»Hören Sie mal!«

Ich liebe Funkspots. Nur auf einen menschlichen Sinn zu zielen und damit Impulse auszulösen, hat schon etwas hochgradig Herausforderndes.
Wahrscheinlich liegt es daran, dass ich selbst ein auditiver Mensch bin. Gehörtes bleibt mir wesentlich besser im Gedächtnis als Gesehenes. Zudem hat es seinen speziellen Reiz, innerhalb einer sehr knapp bemessenen zeitlichen Grenze, eine Story mit merkfähigem und merkwürdigem Charakter zu entwickeln und im Idealfall Figuren zu etablieren, die ihr ganz eigenes Leben in den Lautsprechern führen. Kurz und gut, Funkspots sind meine große kleine Leidenschaft, meine Oase in der Alltagswüste, der Toberaum des großen Jungen, das Zitronencreme-Bällchen auf dem Kosakenzipfel.
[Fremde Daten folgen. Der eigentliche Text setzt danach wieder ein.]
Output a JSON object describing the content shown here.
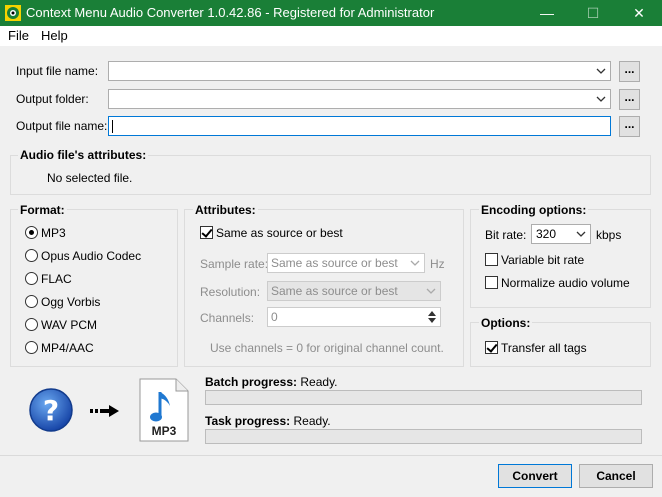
{
  "window": {
    "title": "Context Menu Audio Converter 1.0.42.86 - Registered for Administrator",
    "minimize": "—",
    "maximize": "☐",
    "close": "✕"
  },
  "menu": {
    "file": "File",
    "help": "Help"
  },
  "input_file": {
    "label": "Input file name:",
    "value": "",
    "browse": "..."
  },
  "output_folder": {
    "label": "Output folder:",
    "value": "",
    "browse": "..."
  },
  "output_file": {
    "label": "Output file name:",
    "value": "",
    "browse": "..."
  },
  "attributes_info": {
    "title": "Audio file's attributes:",
    "text": "No selected file."
  },
  "format": {
    "title": "Format:",
    "options": [
      "MP3",
      "Opus Audio Codec",
      "FLAC",
      "Ogg Vorbis",
      "WAV PCM",
      "MP4/AAC"
    ],
    "selected": "MP3"
  },
  "attributes": {
    "title": "Attributes:",
    "same_as_source": "Same as source or best",
    "sample_rate_label": "Sample rate:",
    "sample_rate_value": "Same as source or best",
    "sample_rate_unit": "Hz",
    "resolution_label": "Resolution:",
    "resolution_value": "Same as source or best",
    "channels_label": "Channels:",
    "channels_value": "0",
    "hint": "Use channels = 0 for original channel count."
  },
  "encoding": {
    "title": "Encoding options:",
    "bitrate_label": "Bit rate:",
    "bitrate_value": "320",
    "bitrate_unit": "kbps",
    "vbr": "Variable bit rate",
    "normalize": "Normalize audio volume"
  },
  "options": {
    "title": "Options:",
    "transfer_tags": "Transfer all tags"
  },
  "progress": {
    "batch_label": "Batch progress:",
    "batch_status": "Ready.",
    "batch_value": 0,
    "task_label": "Task progress:",
    "task_status": "Ready.",
    "task_value": 0
  },
  "file_icon_label": "MP3",
  "buttons": {
    "convert": "Convert",
    "cancel": "Cancel"
  }
}
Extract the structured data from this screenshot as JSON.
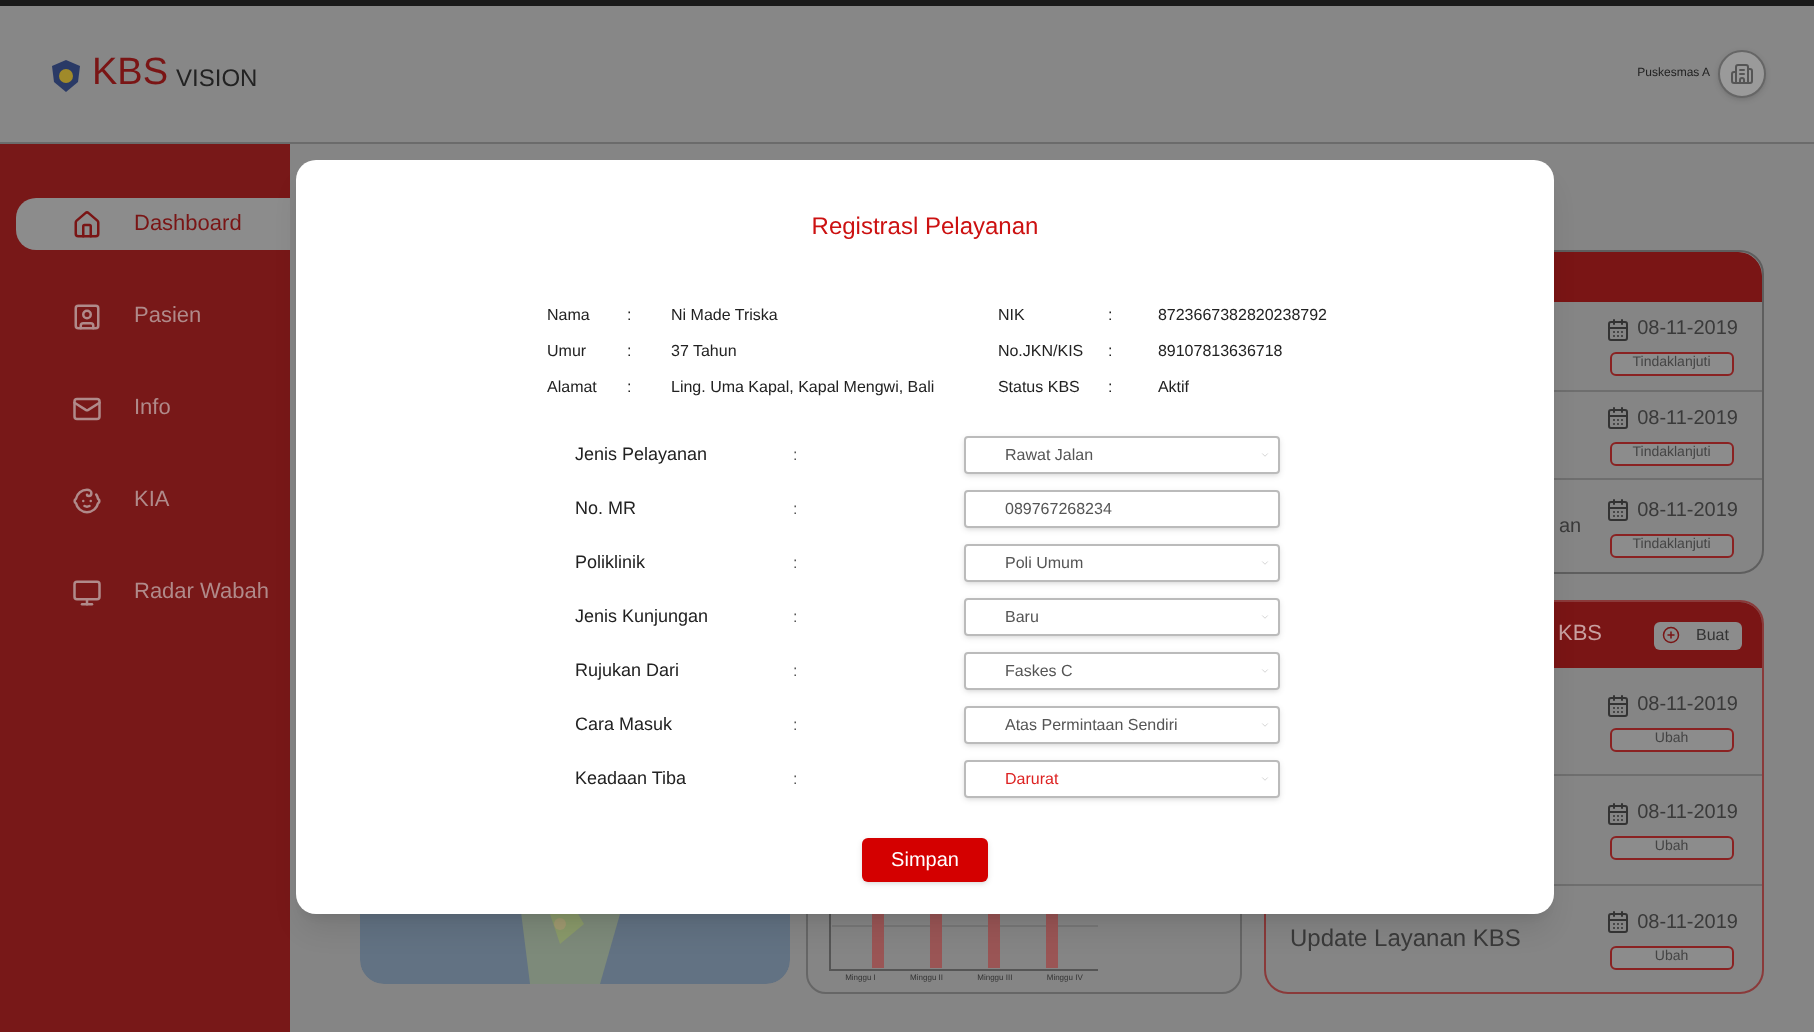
{
  "header": {
    "logo_main": "KBS",
    "logo_sub": "VISION",
    "facility": "Puskesmas A"
  },
  "sidebar": {
    "items": [
      {
        "label": "Dashboard",
        "selected": true
      },
      {
        "label": "Pasien",
        "selected": false
      },
      {
        "label": "Info",
        "selected": false
      },
      {
        "label": "KIA",
        "selected": false
      },
      {
        "label": "Radar Wabah",
        "selected": false
      }
    ]
  },
  "chart": {
    "x_labels": [
      "Minggu I",
      "Minggu II",
      "Minggu III",
      "Minggu IV"
    ]
  },
  "cards": [
    {
      "rows": [
        {
          "date": "08-11-2019",
          "action": "Tindaklanjuti"
        },
        {
          "date": "08-11-2019",
          "action": "Tindaklanjuti"
        },
        {
          "text": "an",
          "date": "08-11-2019",
          "action": "Tindaklanjuti"
        }
      ]
    },
    {
      "title": "KBS",
      "button": "Buat",
      "rows": [
        {
          "date": "08-11-2019",
          "action": "Ubah"
        },
        {
          "date": "08-11-2019",
          "action": "Ubah"
        },
        {
          "text": "Update Layanan KBS",
          "date": "08-11-2019",
          "action": "Ubah"
        }
      ]
    }
  ],
  "modal": {
    "title": "Registrasl Pelayanan",
    "info_left": [
      {
        "label": "Nama",
        "value": "Ni Made Triska"
      },
      {
        "label": "Umur",
        "value": "37 Tahun"
      },
      {
        "label": "Alamat",
        "value": "Ling. Uma Kapal, Kapal Mengwi, Bali"
      }
    ],
    "info_right": [
      {
        "label": "NIK",
        "value": "8723667382820238792"
      },
      {
        "label": "No.JKN/KIS",
        "value": "89107813636718"
      },
      {
        "label": "Status KBS",
        "value": "Aktif"
      }
    ],
    "fields": [
      {
        "label": "Jenis Pelayanan",
        "kind": "select",
        "value": "Rawat Jalan",
        "alert": false
      },
      {
        "label": "No. MR",
        "kind": "input",
        "value": "089767268234",
        "alert": false
      },
      {
        "label": "Poliklinik",
        "kind": "select",
        "value": "Poli Umum",
        "alert": false
      },
      {
        "label": "Jenis Kunjungan",
        "kind": "select",
        "value": "Baru",
        "alert": false
      },
      {
        "label": "Rujukan Dari",
        "kind": "select",
        "value": "Faskes C",
        "alert": false
      },
      {
        "label": "Cara Masuk",
        "kind": "select",
        "value": "Atas Permintaan Sendiri",
        "alert": false
      },
      {
        "label": "Keadaan Tiba",
        "kind": "select",
        "value": "Darurat",
        "alert": true
      }
    ],
    "sep": ":",
    "submit": "Simpan"
  }
}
Darüber hinaus gehören Funkspots zu den effektivsten Werbeformen und sind im Vergleich unschlagbar günstig; vor allem vor dem Hintergrund diverser Kooperationsformen, die heutzutage von Radiosendern angeboten werden. Dennoch fristet der Kurzfilm des Kopfkinos ein Schattendasein im Garten des Werbeformen Repertoires. Umso mehr freut es mich, wenn sich einer unserer Lieblingskunden dazu durchringen kann, mit uns den Weg in ein Tonstudio zu beschreiten und einen Funkspot produzieren lassen will.
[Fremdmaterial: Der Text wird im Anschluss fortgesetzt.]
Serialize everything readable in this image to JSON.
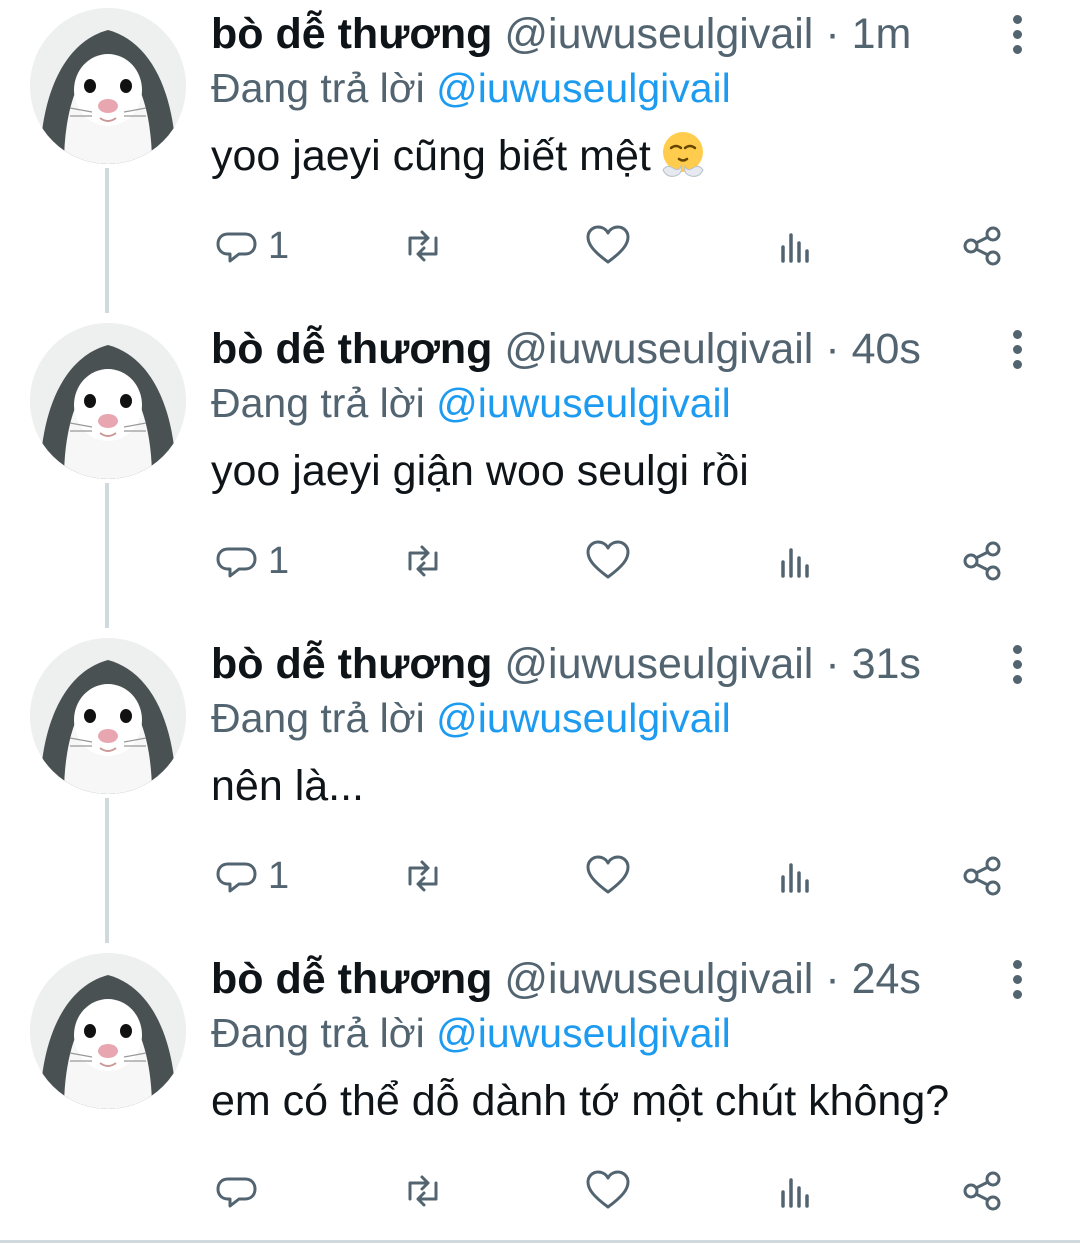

Da jubelt die Schreiberseele. Doch im gleichen Augenblick wird ihr der Knebel tief in den Rachen gedrückt; das Ideal wird von vornherein beschnitten. Der Lieblingskunde denkt an einen 20-Sekünder. Na gut, das Gelbe vom Ei wären schon eher die 30’’, aber auch mit zehn Sekunden weniger, lässt sich noch viel machen. Hingegen macht die Mater, die vom Kunden als Messlatte vorgegeben wird, Mut und Lust auf mehr. Als Benchmark nennt er einen Imagespot für einen Regenschirmhersteller, dessen Name an einen kleinen Jungen erinnert. Zu hören sind zunächst die ersten Takte von Gene Kellys „Singing in the rain“. Dann beginnt Mr. Kelly zu singen »I’m singing in the …« KLICK – das leise und typische Geräusch dieses sich auf Knopfdruck aufspannenden Regenschirms lässt den Titel und Mr. Kelly verstummen. Der Off-Sprecher sagt dann nur noch den Namen des Herstellers. MEHR NICHT. Das ist mein Spot. Simpel, schnell, auf den Punkt, mit wenig Erklärungsgelaber. Dass dieser Spot augenscheinlich für den Wettbewerb geschrieben wurde, bei dem er natürlich auch punktete, und danach nie wieder im Werbeblock eines Senders gelaufen ist, thematisieren wir jetzt lieber nicht. Seien wir einfach froh über den seltenen Umstand, dass der Lieblingskunde etwas Feines haben möchte und machen uns ans Werk.
Vier Tage und acht Spotideen später, sehen wir uns in kleiner Runde wieder.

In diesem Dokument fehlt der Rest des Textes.